魏颐怕冷,将被子拉着,伸手去撩开床帐,看到有侍女进来在伺候容琛穿戴,魏颐叫了他一声,“容琛,你要走了么?”
魏颐还睡眼惺忪,声音也含糊绵软,听在人耳,就带着撒娇和不舍的意味。
容琛让侍女退了下去,坐到床边来,将魏颐露在被子外的手放进被子里去,道,“我要回宫去了,你再多睡会儿吧!好好注意着,别冻到了。”
魏颐又把手伸出来,拉住容琛的手,眼睛殷切地望着他,道,“时辰还这么早,就要走么?”

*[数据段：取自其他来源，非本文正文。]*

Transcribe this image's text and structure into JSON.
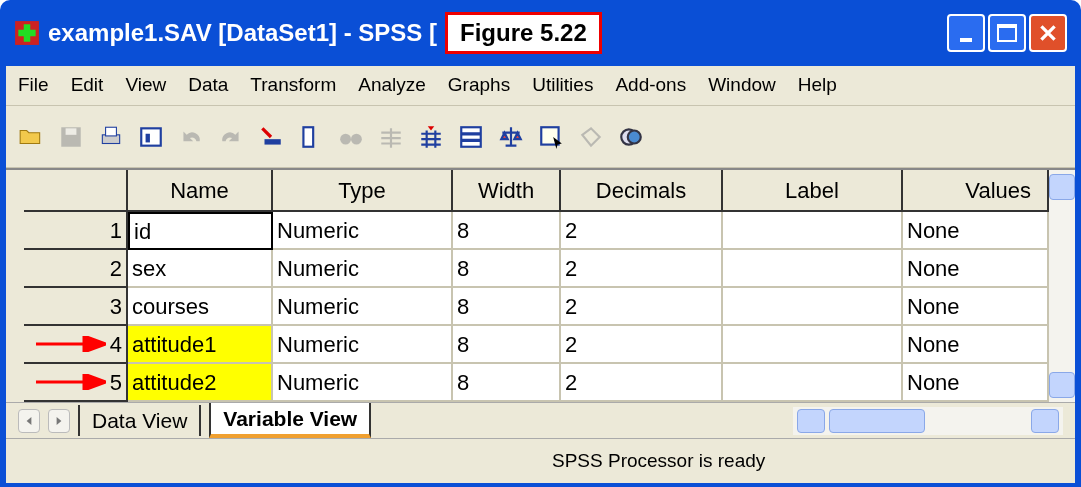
{
  "window": {
    "title": "example1.SAV [DataSet1] - SPSS [",
    "figure_label": "Figure 5.22"
  },
  "menu": [
    "File",
    "Edit",
    "View",
    "Data",
    "Transform",
    "Analyze",
    "Graphs",
    "Utilities",
    "Add-ons",
    "Window",
    "Help"
  ],
  "toolbar": [
    {
      "kind": "open",
      "disabled": false
    },
    {
      "kind": "save",
      "disabled": true
    },
    {
      "kind": "print",
      "disabled": false
    },
    {
      "kind": "dialog",
      "disabled": false
    },
    {
      "kind": "undo",
      "disabled": true
    },
    {
      "kind": "redo",
      "disabled": true
    },
    {
      "kind": "goto",
      "disabled": false
    },
    {
      "kind": "variables",
      "disabled": false
    },
    {
      "kind": "find",
      "disabled": true
    },
    {
      "kind": "insert-cases",
      "disabled": true
    },
    {
      "kind": "insert-variable",
      "disabled": false
    },
    {
      "kind": "split",
      "disabled": false
    },
    {
      "kind": "weight",
      "disabled": false
    },
    {
      "kind": "select",
      "disabled": false
    },
    {
      "kind": "labels",
      "disabled": true
    },
    {
      "kind": "sets",
      "disabled": false
    }
  ],
  "table": {
    "columns": [
      "Name",
      "Type",
      "Width",
      "Decimals",
      "Label",
      "Values"
    ],
    "rows": [
      {
        "number": "1",
        "cells": [
          "id",
          "Numeric",
          "8",
          "2",
          "",
          "None"
        ],
        "highlighted": false,
        "selected": true
      },
      {
        "number": "2",
        "cells": [
          "sex",
          "Numeric",
          "8",
          "2",
          "",
          "None"
        ],
        "highlighted": false,
        "selected": false
      },
      {
        "number": "3",
        "cells": [
          "courses",
          "Numeric",
          "8",
          "2",
          "",
          "None"
        ],
        "highlighted": false,
        "selected": false
      },
      {
        "number": "4",
        "cells": [
          "attitude1",
          "Numeric",
          "8",
          "2",
          "",
          "None"
        ],
        "highlighted": true,
        "selected": false
      },
      {
        "number": "5",
        "cells": [
          "attitude2",
          "Numeric",
          "8",
          "2",
          "",
          "None"
        ],
        "highlighted": true,
        "selected": false
      }
    ]
  },
  "tabs": [
    {
      "label": "Data View",
      "selected": false
    },
    {
      "label": "Variable View",
      "selected": true
    }
  ],
  "status_bar": "SPSS Processor is ready"
}
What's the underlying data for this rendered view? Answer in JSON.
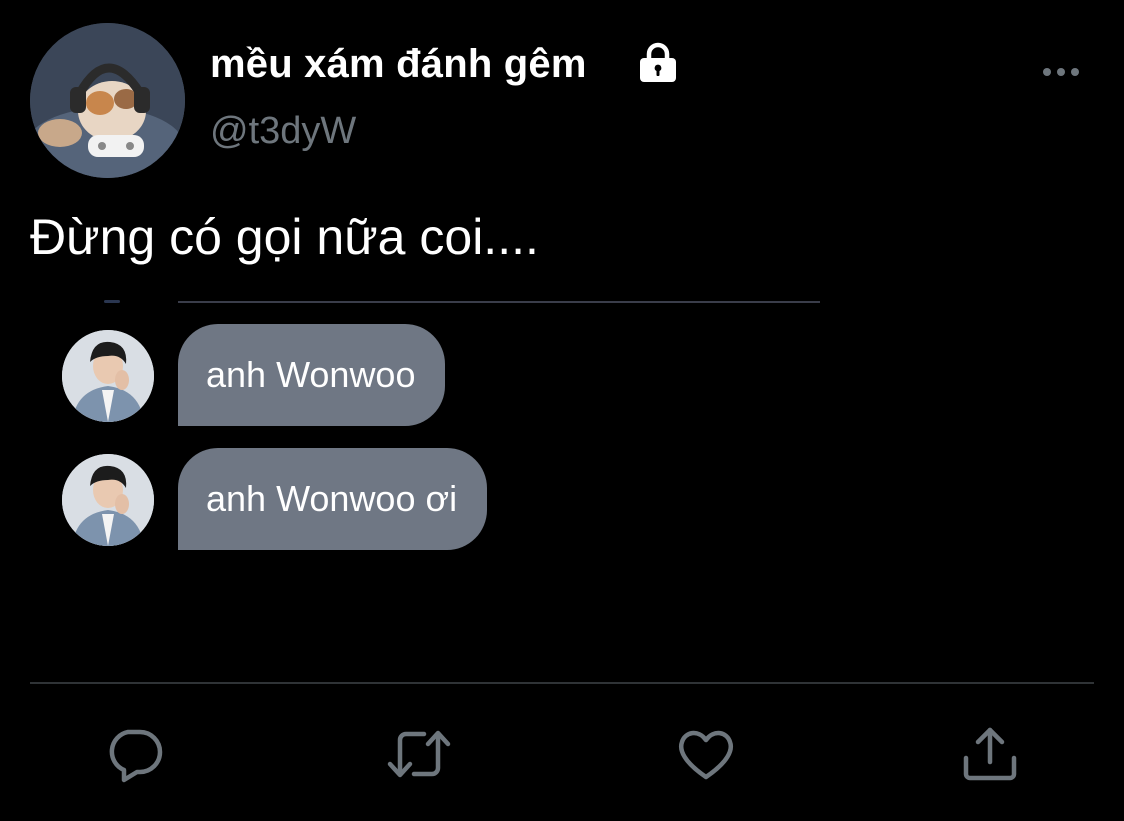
{
  "tweet": {
    "display_name": "mều xám đánh gêm",
    "handle": "@t3dyW",
    "protected_icon": "lock-icon",
    "more_icon": "more-horizontal-icon",
    "text": "Đừng có gọi nữa coi...."
  },
  "media": {
    "messages": [
      {
        "text": "anh Wonwoo"
      },
      {
        "text": "anh Wonwoo ơi"
      }
    ]
  },
  "actions": {
    "reply_icon": "reply-icon",
    "retweet_icon": "retweet-icon",
    "like_icon": "heart-icon",
    "share_icon": "share-icon"
  },
  "colors": {
    "background": "#000000",
    "primary_text": "#ffffff",
    "secondary_text": "#6e767d",
    "bubble": "#6f7784",
    "divider": "#2f3336"
  }
}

容琛笑了笑,手指在魏颐微泛红晕的脸颊上抚摸,又给他顺了顺头发,心中满是柔软,终究俯下身去,在魏颐额头上亲了一下,道,“今早上还要上早朝呢,等下午,我再来陪着你,好么?”
魏颐还是把容琛望着,张了张嘴,一番犹豫,才说道,“那你路上小心,下雪路滑,让马车慢点。”
容琛知道魏颐还有什么要说,只是又不敢说出来,他知道魏颐是想回魏家去,但是,他不想放他回去。
容琛起身要出去了,魏颐翻身从床上爬起来,他身上只一袭白色丝织内衣,消瘦而显羸弱的身子,乌黑顺滑的长发有些散了,滑下来,落在胸前,肩膀上,漆黑的美眸里含着期冀,叫了一声容琛,“容琛,我想回家去,你让我回家去吧!”
容琛转过身来看他,看他已经要赤脚下地了,甚至不顾脚上的伤,那样单薄的身子,让容琛觉得怜惜,他走回去,将魏颐抱起来放回床上,扯过被子将他裹住,道,“穿成这样下床来,冻到了怎么办。”
魏颐殷切地看着他,“容琛,我真想回家去,我在这里很难受,你让我回去吧。”
容琛看着他,开始没有表示,看到魏颐眼睛里开始湿润,眼泪谁要流出来了,那种模样实在可怜,他才叹道,“不是我不放你回去,你要回去,且先把脚上的伤养好吧。不然,你这样回去了,让你父母兄长看到,更加忧心你。”
魏颐动了动自己的腿,道,“这脚根本没什么事,你说要把脚伤养好才让我回去,这到底具体是多久呢。”
魏颐觉得一切还是定好比较好,不然,这里面还不知道有多大的变故,或者容琛到时候又翻脸不认,他那时候又该怎么办。
容琛看魏颐这样子是非回去不可,就答道,“至少得三五天,你这脚上消了肿,可以穿鞋子才行吧。不然你想我抱着你回去,那魏家老头子,还不又得气昏过去。”
魏颐听容琛这么说他父亲,就不高兴了,道,“什么魏家老头子,那是我父亲,是你的老臣。”
容琛笑,不再说话,又哄着魏颐躺下去了,这才到隔壁屋里洗漱收拾好了,离开前,并没有再进里屋看魏颐,就离开了。
魏颐开始非常配合治疗,大夫给他针灸,他也异常配合,每顿饭也比平常多吃点,补汤也不拒绝喝了,只希望这脚能够早点好。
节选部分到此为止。